И перевела взгляд хищных глаз на завуча, призывая ее судить, кто я: полная дура или «пятая колонна». Ища поддержки, я посмотрела на Мишу. Пускай вступится за меня! Мы ведь вместе прогуливали эти дурацкие собрания! Но мой возлюбленный сидел, уткнувшись в телефон, и не проявлял к происходящему ни малейшего интереса.
— Так, девочки-мальчики, разбираться, кто тут виноват, я не стану! Ты, Иванова, получаешь первое и последнее предупреждение! Если послезавтра школа не будет оформлена, пеняй на себя!
Громко стуча каблуками, Танкер прошла вдоль сцены, спустилась по лесенке и покинула зал. Ни на кого из нас троих она даже не взглянула. Но я чувствовала ее ярость, как чувствуешь дыхание огня.
Проводив ее глазами, я повернулась к сидящим на скамейке. Они снова склонились голова к голове и разглядывали что-то на дисплее. Смотреть на эту идиллию было невыносимо! Я свято верила, что нас с Савельевым теперь связывает нечто большее, чем простое общение и влюбленность. Но эти двое сидели рядышком, одного поля ягоды: новые мобильники, дорогие аксессуары. Я стояла перед ними, словно нашкодивший первоклашка перед директоратом школы. Я кашлянула, привлекая их внимание.
— Ну что, Сейлор Му, — отозвалась Кантария, — тебя предупреждали!

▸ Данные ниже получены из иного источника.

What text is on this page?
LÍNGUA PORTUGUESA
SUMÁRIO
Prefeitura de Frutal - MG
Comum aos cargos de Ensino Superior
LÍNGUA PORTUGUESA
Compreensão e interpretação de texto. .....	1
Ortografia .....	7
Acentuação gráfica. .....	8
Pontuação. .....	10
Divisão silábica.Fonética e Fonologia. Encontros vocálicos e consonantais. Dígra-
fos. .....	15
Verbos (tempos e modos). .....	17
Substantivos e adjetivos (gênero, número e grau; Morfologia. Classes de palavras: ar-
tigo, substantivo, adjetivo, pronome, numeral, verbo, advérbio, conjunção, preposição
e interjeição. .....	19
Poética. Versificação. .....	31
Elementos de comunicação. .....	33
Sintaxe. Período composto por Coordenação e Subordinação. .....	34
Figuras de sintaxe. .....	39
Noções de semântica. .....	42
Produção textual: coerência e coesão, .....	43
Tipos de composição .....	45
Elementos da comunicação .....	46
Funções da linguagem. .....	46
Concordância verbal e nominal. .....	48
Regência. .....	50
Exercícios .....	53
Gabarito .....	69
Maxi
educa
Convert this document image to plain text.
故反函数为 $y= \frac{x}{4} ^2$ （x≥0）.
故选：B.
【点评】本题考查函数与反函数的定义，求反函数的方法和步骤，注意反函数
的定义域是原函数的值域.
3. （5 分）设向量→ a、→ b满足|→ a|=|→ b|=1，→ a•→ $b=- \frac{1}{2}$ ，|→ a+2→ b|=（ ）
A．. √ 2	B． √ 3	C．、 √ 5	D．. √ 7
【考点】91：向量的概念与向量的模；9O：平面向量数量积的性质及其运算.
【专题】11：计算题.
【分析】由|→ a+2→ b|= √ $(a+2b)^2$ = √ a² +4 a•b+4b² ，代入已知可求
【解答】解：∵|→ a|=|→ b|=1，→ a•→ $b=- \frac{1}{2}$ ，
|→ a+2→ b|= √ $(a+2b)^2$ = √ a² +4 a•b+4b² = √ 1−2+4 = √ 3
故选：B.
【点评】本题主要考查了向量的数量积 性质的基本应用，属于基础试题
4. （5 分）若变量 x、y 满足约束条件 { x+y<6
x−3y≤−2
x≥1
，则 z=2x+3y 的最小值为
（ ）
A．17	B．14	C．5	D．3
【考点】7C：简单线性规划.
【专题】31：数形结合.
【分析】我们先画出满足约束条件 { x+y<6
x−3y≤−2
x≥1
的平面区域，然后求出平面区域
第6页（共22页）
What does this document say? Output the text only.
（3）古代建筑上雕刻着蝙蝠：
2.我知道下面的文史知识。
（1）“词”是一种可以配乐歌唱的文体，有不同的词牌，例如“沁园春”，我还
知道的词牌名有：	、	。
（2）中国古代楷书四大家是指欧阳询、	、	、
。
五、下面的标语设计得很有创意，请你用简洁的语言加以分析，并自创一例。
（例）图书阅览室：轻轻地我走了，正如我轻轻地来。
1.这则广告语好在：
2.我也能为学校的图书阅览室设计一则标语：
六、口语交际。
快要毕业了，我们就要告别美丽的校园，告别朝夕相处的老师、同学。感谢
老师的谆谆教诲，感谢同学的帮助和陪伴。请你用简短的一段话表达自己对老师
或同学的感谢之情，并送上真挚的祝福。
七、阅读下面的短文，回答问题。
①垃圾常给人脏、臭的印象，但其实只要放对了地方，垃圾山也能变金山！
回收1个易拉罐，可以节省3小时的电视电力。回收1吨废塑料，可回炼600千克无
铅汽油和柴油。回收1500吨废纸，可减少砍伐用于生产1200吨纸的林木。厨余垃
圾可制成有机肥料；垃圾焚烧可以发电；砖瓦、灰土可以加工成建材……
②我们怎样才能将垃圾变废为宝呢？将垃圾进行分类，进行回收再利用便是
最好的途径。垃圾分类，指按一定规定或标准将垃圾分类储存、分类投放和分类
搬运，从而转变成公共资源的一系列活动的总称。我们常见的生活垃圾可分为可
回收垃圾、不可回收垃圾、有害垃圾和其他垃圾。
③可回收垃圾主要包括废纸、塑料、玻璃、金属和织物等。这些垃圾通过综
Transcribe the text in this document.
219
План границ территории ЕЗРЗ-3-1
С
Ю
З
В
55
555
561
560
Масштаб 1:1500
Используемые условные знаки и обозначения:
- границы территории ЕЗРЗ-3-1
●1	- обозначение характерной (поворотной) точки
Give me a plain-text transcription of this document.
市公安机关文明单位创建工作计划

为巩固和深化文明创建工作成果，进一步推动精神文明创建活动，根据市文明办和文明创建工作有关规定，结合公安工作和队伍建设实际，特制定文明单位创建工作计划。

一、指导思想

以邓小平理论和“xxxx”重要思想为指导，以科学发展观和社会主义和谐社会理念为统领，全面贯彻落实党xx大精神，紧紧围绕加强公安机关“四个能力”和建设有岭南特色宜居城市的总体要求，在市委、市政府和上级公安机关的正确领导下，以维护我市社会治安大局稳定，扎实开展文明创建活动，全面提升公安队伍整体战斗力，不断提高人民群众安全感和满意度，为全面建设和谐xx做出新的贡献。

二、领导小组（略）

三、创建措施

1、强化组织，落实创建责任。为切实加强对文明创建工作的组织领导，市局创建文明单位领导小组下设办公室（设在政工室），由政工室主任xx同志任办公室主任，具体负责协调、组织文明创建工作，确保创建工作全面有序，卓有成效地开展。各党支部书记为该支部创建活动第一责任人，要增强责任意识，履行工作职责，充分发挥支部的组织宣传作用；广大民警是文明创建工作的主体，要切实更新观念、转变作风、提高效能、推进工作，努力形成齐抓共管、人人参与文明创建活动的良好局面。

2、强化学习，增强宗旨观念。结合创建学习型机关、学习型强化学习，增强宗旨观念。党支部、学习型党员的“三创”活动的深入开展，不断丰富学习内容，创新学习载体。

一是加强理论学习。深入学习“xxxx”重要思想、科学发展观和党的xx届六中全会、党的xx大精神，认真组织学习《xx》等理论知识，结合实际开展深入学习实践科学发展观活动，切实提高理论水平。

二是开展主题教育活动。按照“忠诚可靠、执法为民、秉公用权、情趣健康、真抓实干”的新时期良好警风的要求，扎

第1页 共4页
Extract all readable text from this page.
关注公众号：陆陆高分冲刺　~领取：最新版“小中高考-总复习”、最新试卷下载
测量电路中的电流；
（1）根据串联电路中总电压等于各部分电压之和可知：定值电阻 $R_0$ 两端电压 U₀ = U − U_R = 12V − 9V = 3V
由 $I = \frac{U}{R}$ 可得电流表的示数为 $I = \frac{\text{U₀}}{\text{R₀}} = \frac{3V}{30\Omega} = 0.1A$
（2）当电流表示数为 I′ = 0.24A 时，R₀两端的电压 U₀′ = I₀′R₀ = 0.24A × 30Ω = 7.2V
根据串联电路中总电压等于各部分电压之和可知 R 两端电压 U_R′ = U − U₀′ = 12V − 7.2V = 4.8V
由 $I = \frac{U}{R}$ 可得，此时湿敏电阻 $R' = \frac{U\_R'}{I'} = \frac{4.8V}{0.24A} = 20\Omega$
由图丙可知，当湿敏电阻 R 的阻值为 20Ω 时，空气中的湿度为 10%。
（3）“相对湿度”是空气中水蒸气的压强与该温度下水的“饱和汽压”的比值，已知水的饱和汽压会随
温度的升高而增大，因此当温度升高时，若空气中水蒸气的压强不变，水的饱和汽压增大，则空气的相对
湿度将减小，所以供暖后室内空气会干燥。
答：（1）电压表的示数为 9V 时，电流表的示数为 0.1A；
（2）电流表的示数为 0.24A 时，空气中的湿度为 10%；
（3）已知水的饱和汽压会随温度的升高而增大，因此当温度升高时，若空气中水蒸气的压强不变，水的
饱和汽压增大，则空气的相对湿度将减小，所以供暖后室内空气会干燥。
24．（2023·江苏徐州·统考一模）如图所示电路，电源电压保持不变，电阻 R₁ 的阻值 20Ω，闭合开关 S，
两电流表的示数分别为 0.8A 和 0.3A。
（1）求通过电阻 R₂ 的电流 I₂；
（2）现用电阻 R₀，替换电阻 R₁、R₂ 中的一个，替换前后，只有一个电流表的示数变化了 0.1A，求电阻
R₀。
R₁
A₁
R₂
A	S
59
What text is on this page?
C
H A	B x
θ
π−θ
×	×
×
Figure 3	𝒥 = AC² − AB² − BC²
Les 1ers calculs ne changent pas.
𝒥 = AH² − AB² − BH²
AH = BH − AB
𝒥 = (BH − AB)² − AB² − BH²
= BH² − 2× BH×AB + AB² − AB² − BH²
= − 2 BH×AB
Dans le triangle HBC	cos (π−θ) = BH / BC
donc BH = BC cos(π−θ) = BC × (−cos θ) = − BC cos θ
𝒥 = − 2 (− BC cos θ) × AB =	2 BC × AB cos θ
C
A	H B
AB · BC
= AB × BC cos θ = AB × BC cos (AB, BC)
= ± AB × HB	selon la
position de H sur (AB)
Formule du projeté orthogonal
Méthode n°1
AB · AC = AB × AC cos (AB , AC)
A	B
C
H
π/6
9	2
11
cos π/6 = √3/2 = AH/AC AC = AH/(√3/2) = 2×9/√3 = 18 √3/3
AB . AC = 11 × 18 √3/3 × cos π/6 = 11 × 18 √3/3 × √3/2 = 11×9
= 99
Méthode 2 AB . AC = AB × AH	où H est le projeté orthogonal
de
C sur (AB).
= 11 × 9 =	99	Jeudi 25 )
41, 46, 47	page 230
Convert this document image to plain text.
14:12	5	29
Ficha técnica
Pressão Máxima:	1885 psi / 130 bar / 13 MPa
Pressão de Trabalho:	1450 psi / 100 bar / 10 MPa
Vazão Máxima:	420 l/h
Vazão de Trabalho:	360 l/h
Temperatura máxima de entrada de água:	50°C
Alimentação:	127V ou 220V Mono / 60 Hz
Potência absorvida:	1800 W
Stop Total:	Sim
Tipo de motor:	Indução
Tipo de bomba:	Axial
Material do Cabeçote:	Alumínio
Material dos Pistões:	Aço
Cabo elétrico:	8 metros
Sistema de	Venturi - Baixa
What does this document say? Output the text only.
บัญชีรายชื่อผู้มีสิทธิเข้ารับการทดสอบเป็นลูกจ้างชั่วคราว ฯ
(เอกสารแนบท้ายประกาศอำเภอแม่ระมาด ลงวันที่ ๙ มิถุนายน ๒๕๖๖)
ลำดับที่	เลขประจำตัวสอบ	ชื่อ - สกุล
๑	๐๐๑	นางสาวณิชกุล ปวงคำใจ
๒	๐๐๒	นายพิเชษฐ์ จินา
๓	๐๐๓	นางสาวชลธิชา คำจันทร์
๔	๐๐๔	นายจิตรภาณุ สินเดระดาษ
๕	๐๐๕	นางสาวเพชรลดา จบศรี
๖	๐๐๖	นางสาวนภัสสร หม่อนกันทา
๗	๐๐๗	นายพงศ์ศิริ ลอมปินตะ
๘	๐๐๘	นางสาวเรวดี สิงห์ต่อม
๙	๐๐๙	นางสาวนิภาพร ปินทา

— А в чем проблема? Соник нарисует!
— Соник?! — повернулась к нему Маша.
— Это синий ежик фирмы «Сега».
— Ежик?! — засмеялась Кантария, демонстрируя безупречно ровные зубы.
— Ну ладно, девочки. — Миша лениво поднялся. — Обсудите ваши проблемы, я пока прогуляюсь, — и, подмигнув мне, ушел.
— Слушай меня, Сейлор Му! — приказала Кантария. — Нарисуешь плакаты. Что изобразишь, мне все равно. Лишь бы по теме. Цифры, снежинки, цветочки — пофиг! Главное — быстро. А вот сюда, — она кивнула на сцену, — на задний план нужно крысу.
— Крысу?!
— Да. Огромный плакат! До потолка.
— Маша, но это же бред! Какая крыса?!
— Образованные люди знают, что крыса — символ наступающего года. Нарисуешь, лично отдашь Танкеру!
— По-моему, ты просто издеваешься.
— Слушай, Сейлор Му, — Машка пожала плечами, — я могу ей сказать, что ты отказалась. Мне до тебя пофиг!
Я смотрела на нее и гадала: о чем они только что говорили с Савельевым? Влажный блеск приоткрытых губ и сладкий аромат Машкиных духов мог вскружить голову кому угодно. Острый шип ревности вонзился в сердце. Я раньше и не подозревала, что нежные цветы любви приходится поливать кровью.
Пораженная этой новой болью, я воскликнула:
— Не верю! Если тебе пофиг, ты бы мне не угрожала!
— Я?! — Кантария театрально изобразила удивление и поднялась. — Милая, тебе так не хватает внимания, что ты готова отдаться любому, кто на тебя посмотрит?